Iwai Tomoaki, Uchida Junji, Kabei Kazuya, Nishide Shunji, Kuwabara Nobuyuki, Naganuma Toshihide, Kumada Norihiko, Takemoto Yoshiaki, Nakatani Tatsuya
From the Department of Urology, Osaka City University Graduate School of Medicine, 1-4-3, Asahi-machi, Abeno-ku, Osaka, 545-8585, Japan.
Exp Clin Transplant. 2019 Oct;17(5):678-680. doi: 10.6002/ect.2017.0062. Epub 2017 Nov 15.

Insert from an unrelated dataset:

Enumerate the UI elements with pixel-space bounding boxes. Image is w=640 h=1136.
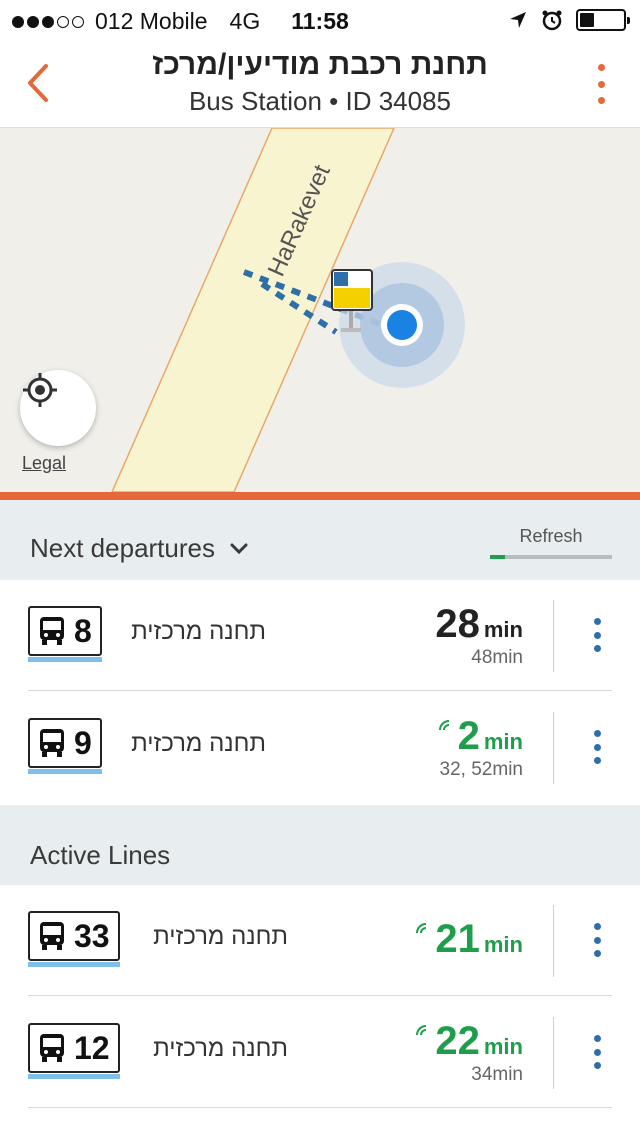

We report an ABO-incompatible kidney transplant performed on a 69-year-old female patient, whose donor was her 69-year-old husband. The patient received an immunosuppressive protocol using rituximab without splenectomy. Renal biopsy was done on posttransplant day 8 due to poor early graft function, and an isolated v-lesion was found, which responded to steroid pulse therapy and gusperimus hydrochloride administration. Our results indicate that isolated v-lesions can occur in ABO-incompatible kidney transplant recipients receiving rituximab and that this finding should be treated as acute rejection. To our knowledge, this is the first report of an isolated v-lesion in an ABO-incompatible kidney transplant recipient who had been administered rituximab.
我们报告了一例在一名69岁女性患者身上进行的ABO血型不相容肾移植手术,其供体为她69岁的丈夫。该患者接受了使用利妥昔单抗且未行脾切除术的免疫抑制方案。由于早期移植肾功能不佳,在移植后第8天进行了肾活检,发现了孤立性v病变,该病变对类固醇冲击疗法和盐酸胍立莫司给药有反应。我们的结果表明,接受利妥昔单抗治疗的ABO血型不相容肾移植受者可能会出现孤立性v病变,并且这一发现应被视为急性排斥反应。据我们所知,这是关于接受利妥昔单抗治疗的ABO血型不相容肾移植受者出现孤立性v病变的首例报告。